Twelve chapters in this book are well framed, systematically and meaningfully arranged, and lucidly written with numerous references to date. A brief introduction to landscape ecology, satellite remote sensing and geoinformatics (chapters 1–5) helps the reader to familiarize with the basics of these disciplines and how best these can be applied to biodiversity conservation, management and planning. The schematic representation through flowcharts and colour maps/photos are very informative and appealing. State-wise list of endemic species, economically and medicinally important plant species are very useful and informative. Methodology adopted in sampling, image classification, landscape analyses, computation of disturbance and biological indices which are presented in the ninth chapter impart new directions and approaches to biodiversity research. Intra- and inter-chapter linkages provide a complete state of development. Tenth and eleventh chapters give comprehensive picture of the biodiversity status in all north eastern states with landscape analysis, variation in diversity in spatial scales, interpretation of situations, illustrations and synthesis of a complex phenomenon of bioprospecting for defining ecological zones required for biodiversity conservation.
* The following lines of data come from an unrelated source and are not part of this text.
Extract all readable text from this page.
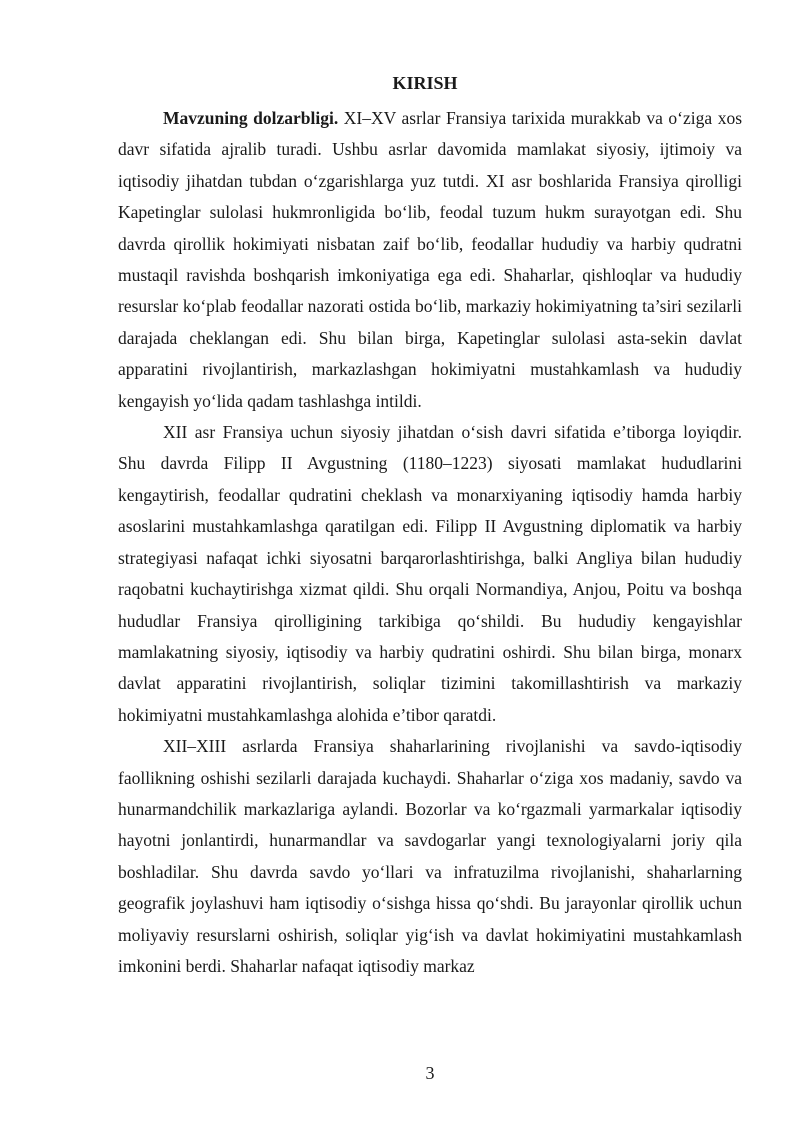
KIRISH

Mavzuning dolzarbligi. XI–XV asrlar Fransiya tarixida murakkab va o‘ziga xos davr sifatida ajralib turadi. Ushbu asrlar davomida mamlakat siyosiy, ijtimoiy va iqtisodiy jihatdan tubdan o‘zgarishlarga yuz tutdi. XI asr boshlarida Fransiya qirolligi Kapetinglar sulolasi hukmronligida bo‘lib, feodal tuzum hukm surayotgan edi. Shu davrda qirollik hokimiyati nisbatan zaif bo‘lib, feodallar hududiy va harbiy qudratni mustaqil ravishda boshqarish imkoniyatiga ega edi. Shaharlar, qishloqlar va hududiy resurslar ko‘plab feodallar nazorati ostida bo‘lib, markaziy hokimiyatning ta’siri sezilarli darajada cheklangan edi. Shu bilan birga, Kapetinglar sulolasi asta-sekin davlat apparatini rivojlantirish, markazlashgan hokimiyatni mustahkamlash va hududiy kengayish yo‘lida qadam tashlashga intildi.

XII asr Fransiya uchun siyosiy jihatdan o‘sish davri sifatida e’tiborga loyiqdir. Shu davrda Filipp II Avgustning (1180–1223) siyosati mamlakat hududlarini kengaytirish, feodallar qudratini cheklash va monarxiyaning iqtisodiy hamda harbiy asoslarini mustahkamlashga qaratilgan edi. Filipp II Avgustning diplomatik va harbiy strategiyasi nafaqat ichki siyosatni barqarorlashtirishga, balki Angliya bilan hududiy raqobatni kuchaytirishga xizmat qildi. Shu orqali Normandiya, Anjou, Poitu va boshqa hududlar Fransiya qirolligining tarkibiga qo‘shildi. Bu hududiy kengayishlar mamlakatning siyosiy, iqtisodiy va harbiy qudratini oshirdi. Shu bilan birga, monarx davlat apparatini rivojlantirish, soliqlar tizimini takomillashtirish va markaziy hokimiyatni mustahkamlashga alohida e’tibor qaratdi.

XII–XIII asrlarda Fransiya shaharlarining rivojlanishi va savdo-iqtisodiy faollikning oshishi sezilarli darajada kuchaydi. Shaharlar o‘ziga xos madaniy, savdo va hunarmandchilik markazlariga aylandi. Bozorlar va ko‘rgazmali yarmarkalar iqtisodiy hayotni jonlantirdi, hunarmandlar va savdogarlar yangi texnologiyalarni joriy qila boshladilar. Shu davrda savdo yo‘llari va infratuzilma rivojlanishi, shaharlarning geografik joylashuvi ham iqtisodiy o‘sishga hissa qo‘shdi. Bu jarayonlar qirollik uchun moliyaviy resurslarni oshirish, soliqlar yig‘ish va davlat hokimiyatini mustahkamlash imkonini berdi. Shaharlar nafaqat iqtisodiy markaz

3
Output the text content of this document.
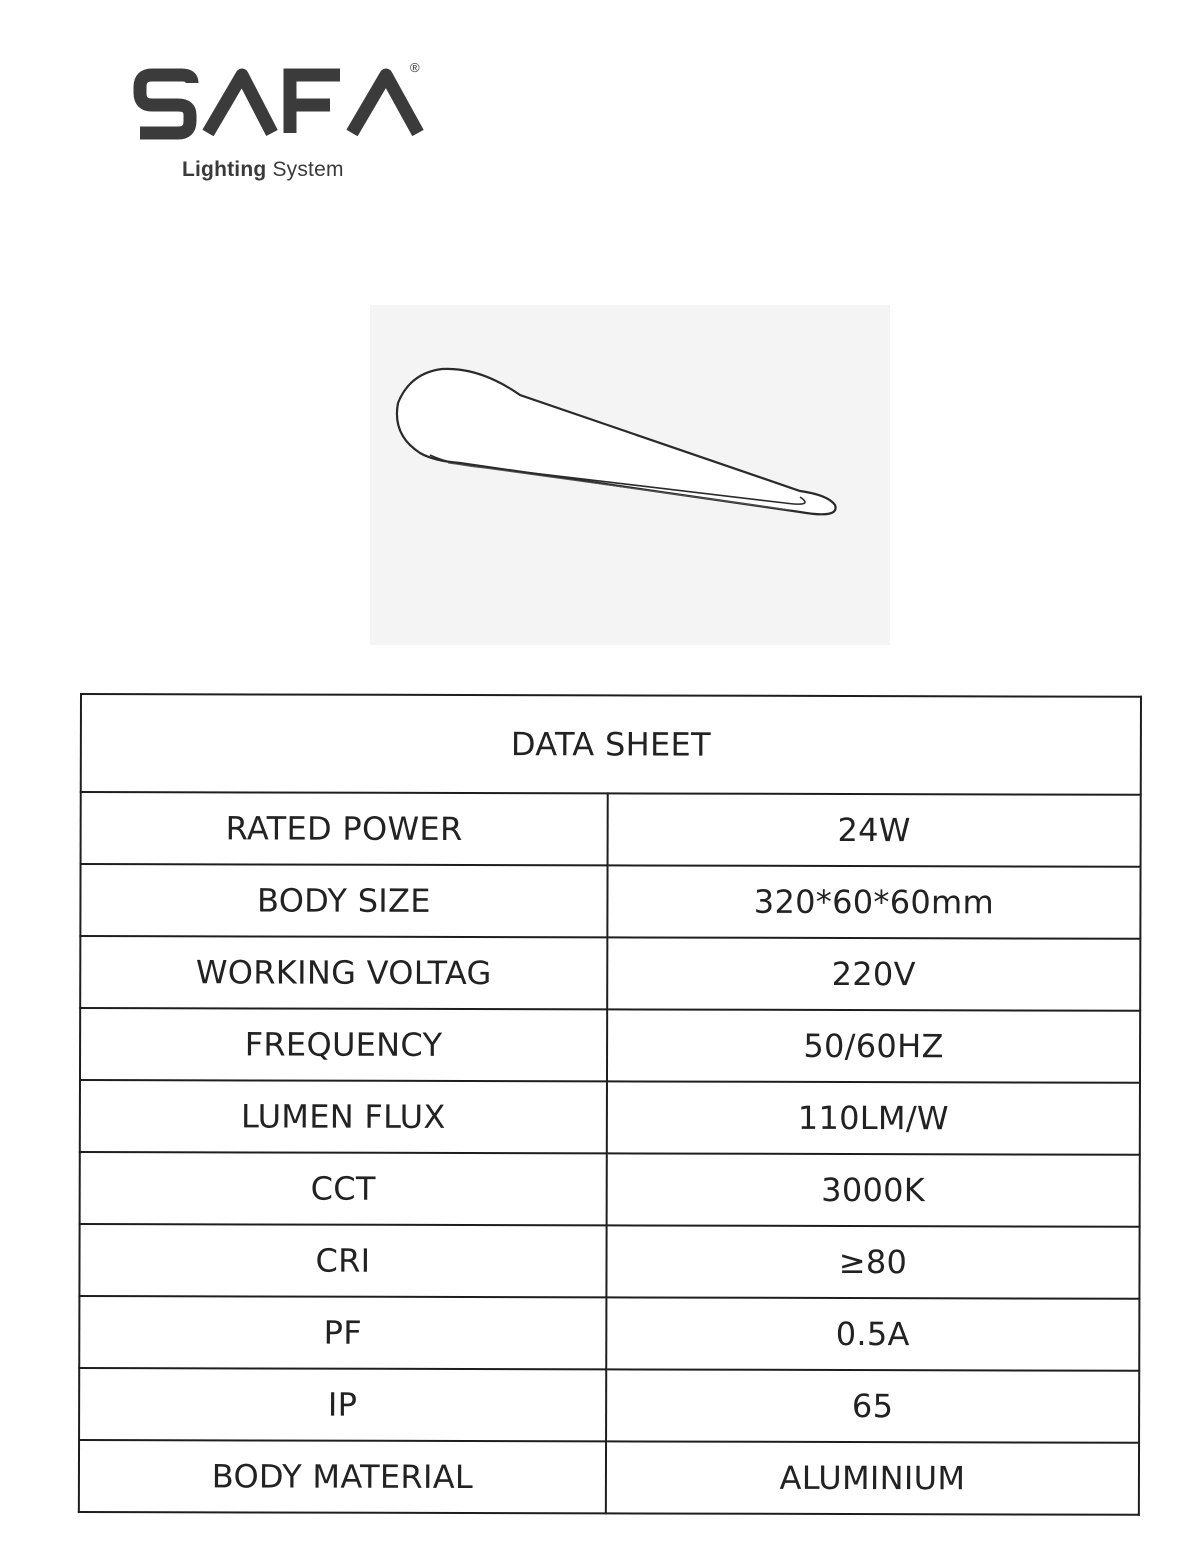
®
Lighting System
DATA SHEET	
RATED POWER	24W
BODY SIZE	320*60*60mm
WORKING VOLTAG	220V
FREQUENCY	50/60HZ
LUMEN FLUX	110LM/W
CCT	3000K
CRI	≥80
PF	0.5A
IP	65
BODY MATERIAL	ALUMINIUM
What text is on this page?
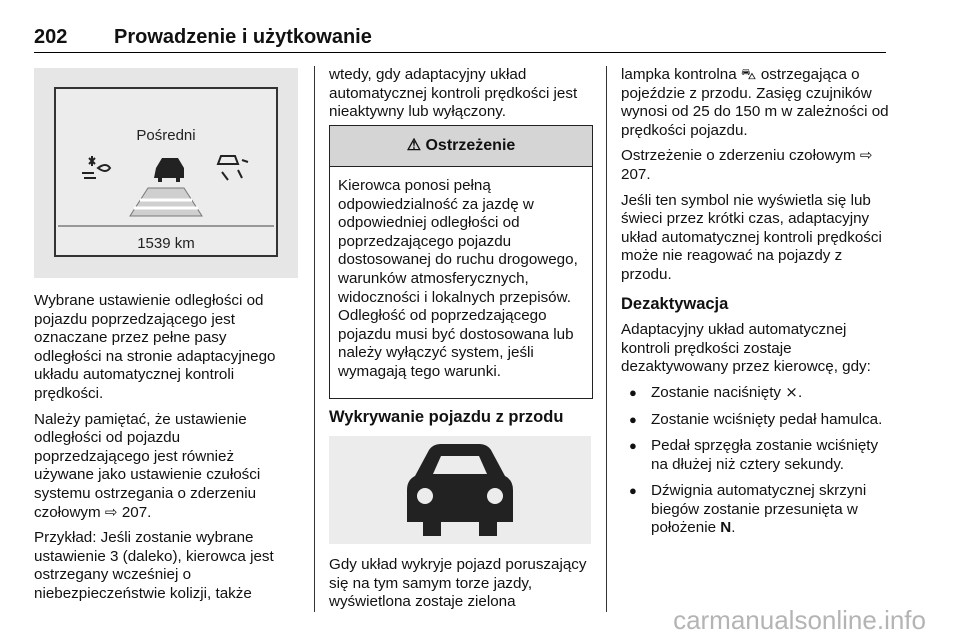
202 Prowadzenie i użytkowanie
Pośredni
1539 km

Wybrane ustawienie odległości od pojazdu poprzedzającego jest oznaczane przez pełne pasy odległości na stronie adaptacyjnego układu automatycznej kontroli prędkości.

Należy pamiętać, że ustawienie odległości od pojazdu poprzedzającego jest również używane jako ustawienie czułości systemu ostrzegania o zderzeniu czołowym ⇨ 207.

Przykład: Jeśli zostanie wybrane ustawienie 3 (daleko), kierowca jest ostrzegany wcześniej o niebezpieczeństwie kolizji, także

wtedy, gdy adaptacyjny układ automatycznej kontroli prędkości jest nieaktywny lub wyłączony.

⚠ Ostrzeżenie
Kierowca ponosi pełną odpowiedzialność za jazdę w odpowiedniej odległości od poprzedzającego pojazdu dostosowanej do ruchu drogowego, warunków atmosferycznych, widoczności i lokalnych przepisów. Odległość od poprzedzającego pojazdu musi być dostosowana lub należy wyłączyć system, jeśli wymagają tego warunki.
Wykrywanie pojazdu z przodu

Gdy układ wykryje pojazd poruszający się na tym samym torze jazdy, wyświetlona zostaje zielona

lampka kontrolna ⛍ ostrzegająca o pojeździe z przodu. Zasięg czujników wynosi od 25 do 150 m w zależności od prędkości pojazdu.

Ostrzeżenie o zderzeniu czołowym ⇨ 207.

Jeśli ten symbol nie wyświetla się lub świeci przez krótki czas, adaptacyjny układ automatycznej kontroli prędkości może nie reagować na pojazdy z przodu.

Dezaktywacja

Adaptacyjny układ automatycznej kontroli prędkości zostaje dezaktywowany przez kierowcę, gdy:

● Zostanie naciśnięty ⨯.
● Zostanie wciśnięty pedał hamulca.
● Pedał sprzęgła zostanie wciśnięty na dłużej niż cztery sekundy.
● Dźwignia automatycznej skrzyni biegów zostanie przesunięta w położenie N.
carmanualsonline.info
This book provides a basic technical and scientific introduction to an important scientific activity, so that readers will understand better the need for spatial and temporal analyses in addressing the problem of conservation and sustainable management of ecosystem, and stimulate discussion on the potential of GIS and RS for inventorying and monitoring of variation in biological diversity.
This book is informative and well written and offers a fine compilation of useful, practical information and serves as a ready reference to practising ecologists, conservation researchers, managers, planners and policy/decision makers.